Pendant ses presque huit ans de Pontificat, beaucoup de choses ont changé dans le monde, certaines survenues par le signe des temps, et d’autres par décision expresse de ce Pape singulier. Ses ennemis abondent toujours dans les mêmes commentaires, dont la valeur est plus celle des techniques de propagande que du fondement des arguments. Le jour même de l’annonce de la renonciation qui faisait le tour du monde, un certain Paco Forjas (ndr journaliste souvent envoyé spécial sur les zones de conflits) depuis Londres et pour la RNE (ndr Radio Nacional de España, à comparer à notre actuel France Inter !), énumérait les raisons pour lesquelles, pour le Royaume Uni, le pontificat de Benoît XVI était significatif : il a cité, pourquoi pas, les cas de pédérastie, les « religieuses esclaves » et tout ce qui peut servir pour donner un éclairage sombre à la nouvelle.
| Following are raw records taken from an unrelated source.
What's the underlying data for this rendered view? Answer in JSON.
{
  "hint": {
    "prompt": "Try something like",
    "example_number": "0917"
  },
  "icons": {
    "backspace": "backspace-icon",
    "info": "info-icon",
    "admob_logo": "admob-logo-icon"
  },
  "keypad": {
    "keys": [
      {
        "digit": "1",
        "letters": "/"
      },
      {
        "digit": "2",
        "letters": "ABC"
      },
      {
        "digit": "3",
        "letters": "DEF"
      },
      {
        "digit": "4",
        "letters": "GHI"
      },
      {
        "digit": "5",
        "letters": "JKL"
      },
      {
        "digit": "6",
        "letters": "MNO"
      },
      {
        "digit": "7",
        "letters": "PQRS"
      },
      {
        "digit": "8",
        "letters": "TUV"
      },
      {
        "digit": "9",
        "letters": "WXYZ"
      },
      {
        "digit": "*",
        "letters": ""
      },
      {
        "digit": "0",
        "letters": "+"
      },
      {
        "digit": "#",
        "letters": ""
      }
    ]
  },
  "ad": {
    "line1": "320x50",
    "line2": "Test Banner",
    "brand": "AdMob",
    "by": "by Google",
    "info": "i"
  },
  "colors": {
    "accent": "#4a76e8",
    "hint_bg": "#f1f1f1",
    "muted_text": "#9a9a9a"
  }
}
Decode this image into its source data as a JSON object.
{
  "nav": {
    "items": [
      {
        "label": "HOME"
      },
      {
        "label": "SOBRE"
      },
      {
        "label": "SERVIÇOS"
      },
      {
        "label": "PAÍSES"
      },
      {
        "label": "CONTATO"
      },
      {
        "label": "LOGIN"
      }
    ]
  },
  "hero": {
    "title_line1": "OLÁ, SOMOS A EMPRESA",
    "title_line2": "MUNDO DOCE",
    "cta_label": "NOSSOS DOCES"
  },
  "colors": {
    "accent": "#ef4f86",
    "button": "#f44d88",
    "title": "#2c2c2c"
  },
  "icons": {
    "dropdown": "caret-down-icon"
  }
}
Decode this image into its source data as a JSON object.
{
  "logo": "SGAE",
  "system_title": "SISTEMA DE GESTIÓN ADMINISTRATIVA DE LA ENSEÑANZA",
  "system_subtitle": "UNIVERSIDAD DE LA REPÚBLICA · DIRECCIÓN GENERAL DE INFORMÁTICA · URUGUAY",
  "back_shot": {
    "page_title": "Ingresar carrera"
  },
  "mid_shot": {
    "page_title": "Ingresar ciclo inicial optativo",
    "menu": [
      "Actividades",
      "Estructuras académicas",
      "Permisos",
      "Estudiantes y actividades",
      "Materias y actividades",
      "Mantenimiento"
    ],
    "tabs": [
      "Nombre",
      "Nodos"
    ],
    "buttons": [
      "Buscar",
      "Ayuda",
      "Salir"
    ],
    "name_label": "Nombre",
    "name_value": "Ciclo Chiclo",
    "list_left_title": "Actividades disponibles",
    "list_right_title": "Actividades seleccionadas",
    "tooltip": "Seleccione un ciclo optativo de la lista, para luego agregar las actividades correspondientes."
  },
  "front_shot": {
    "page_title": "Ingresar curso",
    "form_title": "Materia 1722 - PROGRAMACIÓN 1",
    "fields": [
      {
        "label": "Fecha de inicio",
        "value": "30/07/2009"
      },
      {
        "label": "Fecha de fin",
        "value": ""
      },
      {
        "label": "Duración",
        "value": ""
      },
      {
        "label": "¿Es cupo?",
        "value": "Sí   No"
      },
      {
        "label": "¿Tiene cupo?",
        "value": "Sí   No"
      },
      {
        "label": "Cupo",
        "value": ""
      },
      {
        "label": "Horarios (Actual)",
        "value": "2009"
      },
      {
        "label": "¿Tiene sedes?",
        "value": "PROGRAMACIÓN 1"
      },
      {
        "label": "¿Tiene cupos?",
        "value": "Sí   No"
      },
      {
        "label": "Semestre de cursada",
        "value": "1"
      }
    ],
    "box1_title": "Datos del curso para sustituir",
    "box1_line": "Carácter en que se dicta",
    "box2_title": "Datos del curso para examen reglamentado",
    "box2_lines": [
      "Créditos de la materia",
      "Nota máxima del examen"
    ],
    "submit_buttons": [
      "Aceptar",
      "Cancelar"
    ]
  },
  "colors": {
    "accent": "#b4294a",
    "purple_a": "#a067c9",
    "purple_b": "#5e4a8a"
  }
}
En passant, comme ni les responsabilités, ni les époques, ni les dates de sont délimitées, et que la conjecture n'est pas séparée de l’évidence, le résultat est que la figure de Benoît XVI apparaît mêlée à des affaires pour le moins troubles. C’est ce qui se transmet à l’auditoire et ce n’est rien d’autre que du pur terrorisme informatif qui, venant d’une chaîne publique, se fait avec les impôts de tous. Mais des histoires comme celle que je viens de citer, bien qu’aujourd’hui en abondance, n’auront sans doute qu’un temps.
Nous voulons donc ici souligner la transcendance du moment que nous vivons.
Benoît XVI continue d’être un chef spirituel dont l’empreinte atteint tout ce qui est humain. Sa présence, ses analyses, la doctrine dont il est le garant, constitue l’espérance et la vie pour des centaines de millions de personnes dans le monde. Il est le miroir dans lequel se regardent des gens de tous les continents et de tous âges et conditions. C’est pour cela que son pouvoir de rassemblement, pour ouvrir les oreilles des gens, les faire se sentir interpelés au plus profond de leur cœur, dépasse largement tout le cirque médiatique en quoi nos sociétés se sont transformées. À son appel, qui n’est rien d’autre que l’appel du Christ lui-même sur la Terre, accourent les plus audacieux, les plus sacrifiés, et, ce qui est le plus terrible, ceux qui sont capables de supporter avec un sourire l’outrage de gens qui ne leur arrivent à la semelle des souliers. C’est cela la dimension de Benoît XVI ici et maintenant.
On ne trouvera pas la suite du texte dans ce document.